Les citations de Nakamoto sont largement diffusées dans la communauté cryptographique : « La problématique des monnaies traditionnelles est la confiance », « Si vous ne me faites pas confiance ou ne me comprenez pas, je n’ai pas le temps de vous convaincre ». Ces phrases sont devenues des dogmes de la philosophie Bitcoin.
Plus intéressant encore, la commercialisation. En 2022, Vans a lancé une collection limitée de vêtements Satoshi Nakamoto ; diverses marques ont sorti des T-shirts et des accessoires liés. Un créateur technologique mystérieux est devenu un symbole de la contre-culture et de la mode.
## Un mystère irrésoluble
À l’occasion du « 50e » de Satoshi Nakamoto, les rumeurs de fuites sur son identité refont surface. En 2023, des rumeurs évoquaient une révélation prévue pour le 31 octobre 2024 (16e anniversaire du livre blanc), mais rien ne s’est concrétisé.

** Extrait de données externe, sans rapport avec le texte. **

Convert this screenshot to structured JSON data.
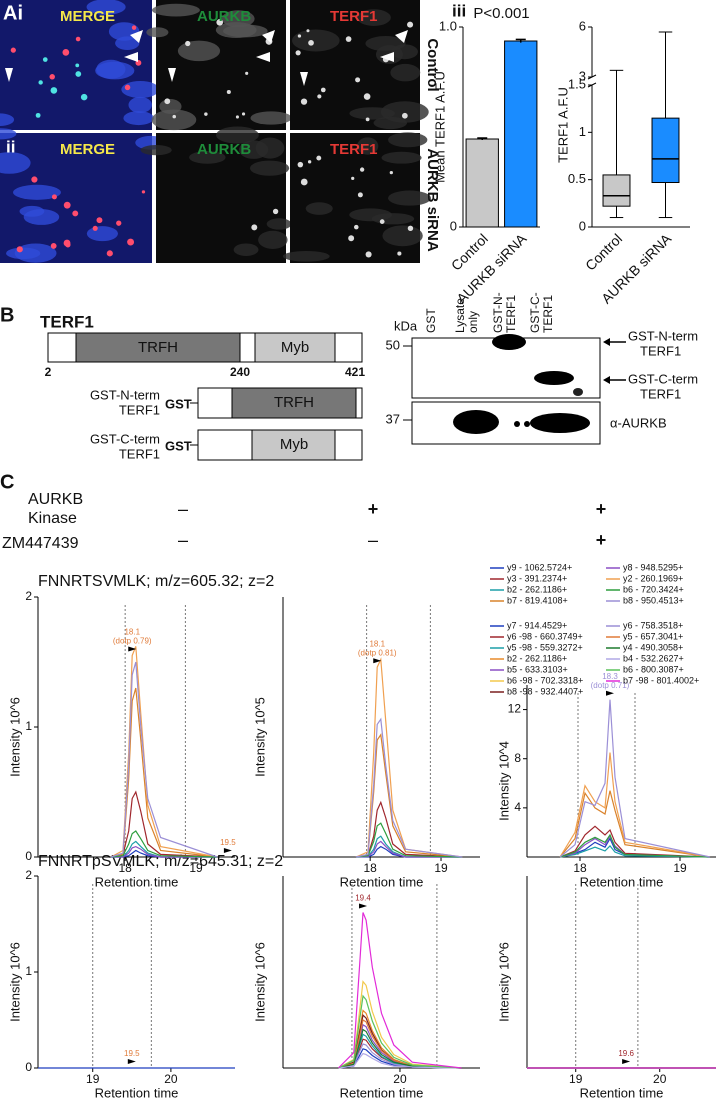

Peut-être que c’est là la clé du succès du Bitcoin : il n’a pas besoin de créateur. Sur le plan technique, le code de Satoshi Nakamoto a accompli sa mission ; sur le plan philosophique, sa disparition elle-même est la meilleure illustration de ses idéaux.
Une invention valant plusieurs centaines de milliards de dollars, dépendant de millions d’utilisateurs dans le monde, mais dont personne ne connaît l’auteur. Cette contradiction pourrait être le plus précieux héritage laissé par Satoshi Nakamoto — non pas le Bitcoin lui-même, mais la possibilité d’un système totalement décentralisé.